WASHINGTON (CNN) - President Obama is privately telling senators in both parties he is confident his economic recovery plan will pass in the Senate by the end of the week, according to two senior administration officials and two congressional officials.
"We will have the votes," said a senior administration official.
In a closed-door meeting Wednesday, the president said that he was "cautiously optimistic" that he could round up at least 60 votes to cut off a possible filibuster, a Senate official added.
The fate of the package has been in some doubt as the president ran into opposition from moderate Democrats and Republicans in the Senate who are concerned about spending projects in the package.
The president stepped up his personal lobbying for the bill this week, holding a series of one-on-one meetings in the Oval Office Wednesday with key senators still on the fence. Obama met separately with Democrat Ben Nelson and Republicans Susan Collins and Olympia Snowe.
The officials said that in the meetings the president suggested he would accept minor changes to his tax cuts, but was open to pulling more of the controversial spending projects in the bill.

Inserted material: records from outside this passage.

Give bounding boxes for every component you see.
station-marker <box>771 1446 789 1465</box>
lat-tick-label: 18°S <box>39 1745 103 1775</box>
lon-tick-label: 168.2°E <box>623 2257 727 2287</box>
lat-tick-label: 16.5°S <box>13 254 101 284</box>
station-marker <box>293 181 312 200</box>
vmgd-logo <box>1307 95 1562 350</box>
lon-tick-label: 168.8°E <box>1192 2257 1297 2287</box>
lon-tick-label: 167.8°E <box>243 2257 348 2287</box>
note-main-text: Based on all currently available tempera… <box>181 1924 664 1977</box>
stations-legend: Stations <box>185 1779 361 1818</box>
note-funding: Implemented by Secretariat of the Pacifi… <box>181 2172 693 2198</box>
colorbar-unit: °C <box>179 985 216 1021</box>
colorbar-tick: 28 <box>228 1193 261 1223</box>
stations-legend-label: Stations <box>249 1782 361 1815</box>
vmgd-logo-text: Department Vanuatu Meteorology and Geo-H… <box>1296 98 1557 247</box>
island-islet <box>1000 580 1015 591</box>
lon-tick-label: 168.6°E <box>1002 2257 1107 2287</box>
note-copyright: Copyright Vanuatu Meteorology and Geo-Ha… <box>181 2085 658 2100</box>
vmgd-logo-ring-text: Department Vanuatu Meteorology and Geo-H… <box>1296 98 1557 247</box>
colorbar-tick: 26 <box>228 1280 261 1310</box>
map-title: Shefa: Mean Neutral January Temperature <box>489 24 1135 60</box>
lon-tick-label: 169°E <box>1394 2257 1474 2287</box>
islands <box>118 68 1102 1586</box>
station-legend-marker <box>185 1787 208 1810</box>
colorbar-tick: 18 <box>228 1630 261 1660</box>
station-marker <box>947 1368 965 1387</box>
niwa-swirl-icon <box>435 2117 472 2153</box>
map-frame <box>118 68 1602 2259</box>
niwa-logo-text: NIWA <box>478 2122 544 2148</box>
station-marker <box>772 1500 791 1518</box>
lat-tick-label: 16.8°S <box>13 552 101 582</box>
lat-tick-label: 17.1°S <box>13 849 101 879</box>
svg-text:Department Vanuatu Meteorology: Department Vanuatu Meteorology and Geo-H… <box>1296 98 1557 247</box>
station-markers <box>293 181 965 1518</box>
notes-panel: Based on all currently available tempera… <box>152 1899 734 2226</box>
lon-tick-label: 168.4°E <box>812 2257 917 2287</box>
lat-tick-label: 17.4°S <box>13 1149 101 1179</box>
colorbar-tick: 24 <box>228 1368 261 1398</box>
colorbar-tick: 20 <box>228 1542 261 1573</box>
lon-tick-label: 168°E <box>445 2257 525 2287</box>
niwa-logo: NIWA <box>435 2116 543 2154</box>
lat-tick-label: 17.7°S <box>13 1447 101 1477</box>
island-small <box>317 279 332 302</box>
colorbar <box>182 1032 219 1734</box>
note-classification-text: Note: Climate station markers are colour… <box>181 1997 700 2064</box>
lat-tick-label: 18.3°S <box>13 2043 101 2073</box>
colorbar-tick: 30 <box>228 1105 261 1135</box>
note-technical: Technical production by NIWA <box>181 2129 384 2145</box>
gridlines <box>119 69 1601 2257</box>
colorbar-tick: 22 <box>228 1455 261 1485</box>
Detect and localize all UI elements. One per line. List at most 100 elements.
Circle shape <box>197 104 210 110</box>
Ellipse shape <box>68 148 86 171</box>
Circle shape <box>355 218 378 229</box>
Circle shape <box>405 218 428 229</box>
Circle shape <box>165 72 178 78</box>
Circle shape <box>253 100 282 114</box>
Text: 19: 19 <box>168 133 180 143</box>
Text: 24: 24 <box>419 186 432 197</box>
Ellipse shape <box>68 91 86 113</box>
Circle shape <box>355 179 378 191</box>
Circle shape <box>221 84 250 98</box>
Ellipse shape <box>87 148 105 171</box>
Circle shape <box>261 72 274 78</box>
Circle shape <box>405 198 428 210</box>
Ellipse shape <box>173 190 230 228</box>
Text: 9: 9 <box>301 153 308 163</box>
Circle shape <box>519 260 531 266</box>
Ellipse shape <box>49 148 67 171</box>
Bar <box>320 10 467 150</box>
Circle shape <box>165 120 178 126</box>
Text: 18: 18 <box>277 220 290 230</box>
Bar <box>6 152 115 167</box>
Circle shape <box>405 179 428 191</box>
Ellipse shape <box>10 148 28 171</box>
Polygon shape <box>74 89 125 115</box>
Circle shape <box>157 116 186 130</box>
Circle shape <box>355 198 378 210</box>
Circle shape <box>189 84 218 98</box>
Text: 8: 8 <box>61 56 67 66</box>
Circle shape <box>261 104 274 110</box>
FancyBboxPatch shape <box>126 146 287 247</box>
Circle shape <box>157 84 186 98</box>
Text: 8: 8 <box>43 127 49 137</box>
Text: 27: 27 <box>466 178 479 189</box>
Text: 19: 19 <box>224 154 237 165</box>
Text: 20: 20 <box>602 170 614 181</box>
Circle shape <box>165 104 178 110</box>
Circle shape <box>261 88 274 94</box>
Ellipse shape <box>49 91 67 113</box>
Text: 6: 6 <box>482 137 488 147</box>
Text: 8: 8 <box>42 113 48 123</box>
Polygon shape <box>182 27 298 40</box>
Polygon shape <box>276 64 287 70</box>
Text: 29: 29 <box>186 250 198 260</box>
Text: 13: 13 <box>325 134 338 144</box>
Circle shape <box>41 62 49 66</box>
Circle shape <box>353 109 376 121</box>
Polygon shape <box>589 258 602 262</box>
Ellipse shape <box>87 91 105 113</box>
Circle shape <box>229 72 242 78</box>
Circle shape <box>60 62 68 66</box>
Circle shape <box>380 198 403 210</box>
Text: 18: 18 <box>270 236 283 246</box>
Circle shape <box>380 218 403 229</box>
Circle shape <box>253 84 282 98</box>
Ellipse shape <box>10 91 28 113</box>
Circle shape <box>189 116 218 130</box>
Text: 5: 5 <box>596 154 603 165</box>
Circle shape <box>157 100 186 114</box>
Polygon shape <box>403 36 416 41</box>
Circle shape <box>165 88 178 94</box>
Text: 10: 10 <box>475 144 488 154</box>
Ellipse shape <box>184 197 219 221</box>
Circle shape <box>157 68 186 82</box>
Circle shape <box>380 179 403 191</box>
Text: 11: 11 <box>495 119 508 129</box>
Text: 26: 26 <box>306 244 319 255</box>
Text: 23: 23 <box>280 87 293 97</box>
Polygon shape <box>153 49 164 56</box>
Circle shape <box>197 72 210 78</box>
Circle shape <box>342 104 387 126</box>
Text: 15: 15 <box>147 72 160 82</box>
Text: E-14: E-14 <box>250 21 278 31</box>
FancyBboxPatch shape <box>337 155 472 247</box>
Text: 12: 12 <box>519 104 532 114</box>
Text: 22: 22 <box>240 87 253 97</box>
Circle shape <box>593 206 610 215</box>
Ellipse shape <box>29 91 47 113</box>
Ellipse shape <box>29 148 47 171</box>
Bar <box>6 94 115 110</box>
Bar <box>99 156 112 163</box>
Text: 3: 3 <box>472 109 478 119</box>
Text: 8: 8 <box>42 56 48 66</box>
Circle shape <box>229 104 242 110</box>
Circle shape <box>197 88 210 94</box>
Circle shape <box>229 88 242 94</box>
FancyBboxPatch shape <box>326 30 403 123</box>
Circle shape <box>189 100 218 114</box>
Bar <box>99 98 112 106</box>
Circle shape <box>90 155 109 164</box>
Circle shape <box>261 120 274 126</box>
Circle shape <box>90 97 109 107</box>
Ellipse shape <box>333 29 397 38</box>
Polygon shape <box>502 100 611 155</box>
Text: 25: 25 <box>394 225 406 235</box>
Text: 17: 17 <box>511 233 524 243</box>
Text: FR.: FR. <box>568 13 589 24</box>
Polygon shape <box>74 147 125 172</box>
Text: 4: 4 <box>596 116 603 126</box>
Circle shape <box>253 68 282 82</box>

The president also told the senators he was willing to lean on Democratic leaders in the coming days to pare down spending to reach at least 60 votes for bipartisan consensus.
The House last week passed an $819 billion version of the plan, but no Republican voted in favor of it. The president has been trying to gain Republican support before the Senate votes on its version of the bill.
Getting the bill through the Senate by the end of the week would keep the legislation on track to be signed into law by Presidents' Day, which has been Obama's target.